Eran más de las dos de la madrugada: la Plaza Roja de Moscú estaba desierta. Incluso la cola de visitantes que aguardaban frente a la tumba de Lenin había desaparecido por unas cuantas horas. Los dos guardias armados que la custodiaban observaron sin gran interés la llegada de un gran coche negro que giró hacia la plaza y aceleró con rumbo al Kremlin. Esa clase de coches pasaba por allí a cualquier hora, siempre con el mismo destino. Tal vez esa noche fueran más numerosos que de costumbre, pero nadie sabía por qué. La radio no había anunciado aún la tragedia de Cottenham New Town y, por una vez en la vida, La Voz de las Américas tampoco parecía muy deseosa de llevar la sombría noticia al pueblo ruso.

El ingeniero Glushko abrió la marcha, atravesando sin dificultades el círculo exterior de guardias y funcionarios.
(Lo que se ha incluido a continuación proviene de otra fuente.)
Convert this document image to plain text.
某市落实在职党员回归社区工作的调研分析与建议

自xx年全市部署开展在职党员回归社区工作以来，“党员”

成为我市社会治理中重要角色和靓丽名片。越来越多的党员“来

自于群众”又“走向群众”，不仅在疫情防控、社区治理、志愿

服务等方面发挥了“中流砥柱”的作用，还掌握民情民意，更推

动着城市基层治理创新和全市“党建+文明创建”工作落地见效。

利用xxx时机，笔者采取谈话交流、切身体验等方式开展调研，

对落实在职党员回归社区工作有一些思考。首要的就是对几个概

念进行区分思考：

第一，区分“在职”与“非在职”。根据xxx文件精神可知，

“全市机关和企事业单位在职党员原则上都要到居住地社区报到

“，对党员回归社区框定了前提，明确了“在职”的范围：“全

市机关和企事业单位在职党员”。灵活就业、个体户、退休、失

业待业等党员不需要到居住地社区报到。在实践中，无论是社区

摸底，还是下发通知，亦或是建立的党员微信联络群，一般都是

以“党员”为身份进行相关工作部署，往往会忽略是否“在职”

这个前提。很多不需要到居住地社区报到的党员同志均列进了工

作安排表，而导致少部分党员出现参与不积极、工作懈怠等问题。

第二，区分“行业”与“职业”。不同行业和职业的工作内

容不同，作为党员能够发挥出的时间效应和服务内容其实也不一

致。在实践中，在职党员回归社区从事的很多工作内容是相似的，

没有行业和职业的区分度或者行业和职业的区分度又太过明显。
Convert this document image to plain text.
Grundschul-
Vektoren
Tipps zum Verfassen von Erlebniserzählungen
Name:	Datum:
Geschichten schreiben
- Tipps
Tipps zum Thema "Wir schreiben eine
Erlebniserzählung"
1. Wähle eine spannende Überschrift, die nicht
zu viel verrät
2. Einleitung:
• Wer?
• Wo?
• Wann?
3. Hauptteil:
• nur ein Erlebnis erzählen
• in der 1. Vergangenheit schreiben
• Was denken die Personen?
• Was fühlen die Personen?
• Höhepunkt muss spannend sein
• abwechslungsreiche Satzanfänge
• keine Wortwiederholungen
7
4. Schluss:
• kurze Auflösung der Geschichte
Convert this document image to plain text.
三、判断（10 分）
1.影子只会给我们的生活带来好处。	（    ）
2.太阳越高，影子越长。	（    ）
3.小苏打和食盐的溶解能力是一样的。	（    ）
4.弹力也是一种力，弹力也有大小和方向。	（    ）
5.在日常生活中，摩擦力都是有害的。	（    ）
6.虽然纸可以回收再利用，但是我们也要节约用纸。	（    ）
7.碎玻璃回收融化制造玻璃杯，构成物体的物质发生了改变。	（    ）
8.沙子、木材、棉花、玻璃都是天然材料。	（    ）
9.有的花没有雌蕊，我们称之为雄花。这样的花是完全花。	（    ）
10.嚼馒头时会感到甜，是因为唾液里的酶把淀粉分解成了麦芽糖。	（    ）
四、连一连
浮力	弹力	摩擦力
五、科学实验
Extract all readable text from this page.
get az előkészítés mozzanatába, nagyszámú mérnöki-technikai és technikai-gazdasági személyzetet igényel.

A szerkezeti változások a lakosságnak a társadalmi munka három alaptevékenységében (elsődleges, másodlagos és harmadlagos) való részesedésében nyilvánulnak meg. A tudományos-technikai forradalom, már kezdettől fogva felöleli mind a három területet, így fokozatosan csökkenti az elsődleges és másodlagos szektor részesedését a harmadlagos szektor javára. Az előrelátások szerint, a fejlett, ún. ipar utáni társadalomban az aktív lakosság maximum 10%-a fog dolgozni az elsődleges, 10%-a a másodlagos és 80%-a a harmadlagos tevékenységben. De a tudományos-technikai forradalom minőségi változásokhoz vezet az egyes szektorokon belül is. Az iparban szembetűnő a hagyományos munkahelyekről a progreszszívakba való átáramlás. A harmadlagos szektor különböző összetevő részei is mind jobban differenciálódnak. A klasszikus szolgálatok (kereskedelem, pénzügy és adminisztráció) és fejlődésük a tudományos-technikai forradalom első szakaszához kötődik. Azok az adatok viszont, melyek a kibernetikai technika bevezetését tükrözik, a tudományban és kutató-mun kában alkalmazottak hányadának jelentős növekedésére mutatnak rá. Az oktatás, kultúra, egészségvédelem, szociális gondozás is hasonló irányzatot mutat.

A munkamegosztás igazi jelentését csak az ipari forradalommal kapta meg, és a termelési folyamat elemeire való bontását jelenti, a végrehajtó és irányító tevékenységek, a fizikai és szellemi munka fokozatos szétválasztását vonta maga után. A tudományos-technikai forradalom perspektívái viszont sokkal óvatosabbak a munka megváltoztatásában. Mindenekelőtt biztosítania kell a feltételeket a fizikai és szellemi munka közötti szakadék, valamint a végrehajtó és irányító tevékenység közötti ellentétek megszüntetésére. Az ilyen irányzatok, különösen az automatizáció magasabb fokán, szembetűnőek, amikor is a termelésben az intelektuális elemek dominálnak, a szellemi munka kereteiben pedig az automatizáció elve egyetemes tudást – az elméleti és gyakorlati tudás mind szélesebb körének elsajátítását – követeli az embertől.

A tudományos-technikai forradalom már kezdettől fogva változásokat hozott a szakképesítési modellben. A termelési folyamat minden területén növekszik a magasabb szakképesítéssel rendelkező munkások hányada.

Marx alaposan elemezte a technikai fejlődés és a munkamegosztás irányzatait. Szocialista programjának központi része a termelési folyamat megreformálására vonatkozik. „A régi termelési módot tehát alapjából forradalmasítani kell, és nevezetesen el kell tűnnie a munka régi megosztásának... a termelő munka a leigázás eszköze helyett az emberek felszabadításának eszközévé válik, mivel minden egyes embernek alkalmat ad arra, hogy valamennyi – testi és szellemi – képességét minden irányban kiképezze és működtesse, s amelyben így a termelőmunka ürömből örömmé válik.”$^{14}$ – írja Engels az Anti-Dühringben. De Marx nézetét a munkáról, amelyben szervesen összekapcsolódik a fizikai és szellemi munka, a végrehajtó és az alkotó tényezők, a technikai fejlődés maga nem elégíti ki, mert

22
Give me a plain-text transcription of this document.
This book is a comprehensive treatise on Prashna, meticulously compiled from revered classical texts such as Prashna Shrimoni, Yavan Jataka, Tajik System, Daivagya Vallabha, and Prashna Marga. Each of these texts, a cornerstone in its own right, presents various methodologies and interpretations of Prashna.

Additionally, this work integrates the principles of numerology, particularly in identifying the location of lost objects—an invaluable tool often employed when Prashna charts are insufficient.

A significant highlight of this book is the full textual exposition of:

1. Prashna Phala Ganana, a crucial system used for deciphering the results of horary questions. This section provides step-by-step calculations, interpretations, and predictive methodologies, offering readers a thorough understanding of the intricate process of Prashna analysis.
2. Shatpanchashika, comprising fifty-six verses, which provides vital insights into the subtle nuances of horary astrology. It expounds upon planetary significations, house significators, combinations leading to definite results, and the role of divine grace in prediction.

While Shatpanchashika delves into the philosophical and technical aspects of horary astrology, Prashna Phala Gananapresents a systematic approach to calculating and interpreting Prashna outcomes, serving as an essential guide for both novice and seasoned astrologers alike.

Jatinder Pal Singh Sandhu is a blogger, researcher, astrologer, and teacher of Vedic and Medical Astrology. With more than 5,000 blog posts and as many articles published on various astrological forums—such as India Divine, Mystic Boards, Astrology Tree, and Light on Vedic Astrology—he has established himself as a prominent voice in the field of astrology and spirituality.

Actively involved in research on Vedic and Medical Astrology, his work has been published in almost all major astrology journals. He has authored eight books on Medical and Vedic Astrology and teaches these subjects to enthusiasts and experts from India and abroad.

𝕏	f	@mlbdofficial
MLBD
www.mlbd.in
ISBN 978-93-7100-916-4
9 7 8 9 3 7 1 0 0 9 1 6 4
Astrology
Tanto él como el académico Moshkin, que venía detrás, habían estado varias veces allí. Las tarjetas de identificación sirvieron de mucho: cualquier persona vinculada con el Proyecto Prometeo tenía algo que hacer allí esa noche. Entre esos muros todo el mundo estaba bien enterado de cuanto había ocurrido; también se sabía que Glushko era jefe de ingenieros proyectistas y que el menudo profesor también estaba relacionado con el proyecto.

A pesar de que esos dos hombres no tenían ningún compromiso en el Kremlin a esas horas, no encontraron obstáculos hasta llegar al círculo interior de guardias, que debían su autoridad, en partes casi iguales, a su inteligencia, a su capacidad y a sus eternas sospechas. Un hombre canoso, sentado tras una mesa, envuelto en humo de cigarrillo y con ceniza en las solapas, pareció al principio ser igual a todos los que acababan de cederles paso. Sin embargo, no tardó en demostrar que no lo era. Revisó la tarjeta de identificación por todos lados, como si buscara algún detalle imperceptible.

—Muy bien, tovarich, ya veo que ocupan altos cargos en el Proyecto Prometeo; todo figura aquí, en estos papeles. Pero no veo por ningún lado el motivo que les trae por aquí.

—Ya se lo dije —repuso Glushko—. El profesor y yo debemos ver inmediatamente al camarada Polyarni. Es de suma importancia.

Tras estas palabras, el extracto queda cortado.